It's internal to the shell however so is the individual pipeline parts to some e...

It's internal to the shell however so is the individual pipeline parts to some extent.

The long answer is that all commands in the pipeline are treated as either a murex shell script or a builtin function. Any external commands are actually the builtin function called "exec" which is calling an external command as its parameters. This means I could effectively write my own pipeline with richer APIs beyond just reading []bytes of data. This doesn't come without significant drawbacks as well (which I can also talk about if your interesting) but I'm working to mitigate them.

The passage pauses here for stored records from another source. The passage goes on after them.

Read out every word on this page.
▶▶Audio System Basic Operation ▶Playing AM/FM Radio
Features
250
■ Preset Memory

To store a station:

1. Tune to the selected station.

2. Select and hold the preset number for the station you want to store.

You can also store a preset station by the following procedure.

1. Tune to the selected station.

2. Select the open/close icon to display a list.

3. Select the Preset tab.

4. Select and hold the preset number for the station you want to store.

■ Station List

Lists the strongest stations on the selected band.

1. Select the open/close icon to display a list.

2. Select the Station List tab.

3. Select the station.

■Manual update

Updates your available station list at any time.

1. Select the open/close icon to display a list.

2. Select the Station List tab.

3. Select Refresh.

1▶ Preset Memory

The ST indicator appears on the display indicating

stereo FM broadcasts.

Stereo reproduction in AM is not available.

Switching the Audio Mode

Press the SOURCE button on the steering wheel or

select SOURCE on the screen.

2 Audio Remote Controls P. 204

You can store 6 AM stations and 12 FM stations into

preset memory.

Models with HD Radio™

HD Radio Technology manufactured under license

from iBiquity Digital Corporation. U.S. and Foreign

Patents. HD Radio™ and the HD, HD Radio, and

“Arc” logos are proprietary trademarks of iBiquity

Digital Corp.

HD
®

So the following two lines of code are equivalent:

    open foo.json | grep foobar
    open foo.json | exec grep foobar

So if you then were to pipe that into another builtin you'd need to cast it again. eg

    open foo.json | grep foobar | cast json | ...do something

This is just illustrative though. Technically this would break the JSON file because "grep" just works on dumb lines and JSON isn't a linefeed document. This is why murex comes with such an extensive number of builtins, for example if you wanted to do a grep-like regex match against elements in a JSON array and output that as valid JSON you could the following pipeline:

    open foo.json | regexp m/foobar/

However going back to your original question, if someone wanted to write a shell script or any other utility that support murex data-type but wasn't part of the murex shell binary, then there's no way murex could pass that type information to it.

This is a problem I've been mulling over for a few years now and I've considered a few options in that time - none of them are without their problems. At one point I even laid down some POC code but that has since been deleted because pragmatically it seems a premature problem to solve while I'm the only person developing and using the shell.

edit:

It's also worth noting that there is a default data-type that is assumed even when no data-type is specified. That type is a loosely tabulated "catch all" type format for your standard unix tools. That means output from commands like `ls -l`, `ps`, and other classic utilities can be parsed and fields selected intelligently. eg if you were to type the following partial command line then hit tab:

    ps -fe | [ <tab>

You'd see the headings from `ps` in your autocompletion suggestions:

     UID     PID     PPID    C       STIME   TTY     TIME    CMD

So you could select one or more of them:

    ps -fe | [ UID PID CMD ]

...and murex would filter the output of ps to only those 3 columns.

It's not perfect by any means - since there are a thousand different ways developers can output data to the terminal - but it does seem to be an asset more than a hinderance for my particular use cases. Of course YMMV and I'd welcome any feedback if that were the case :)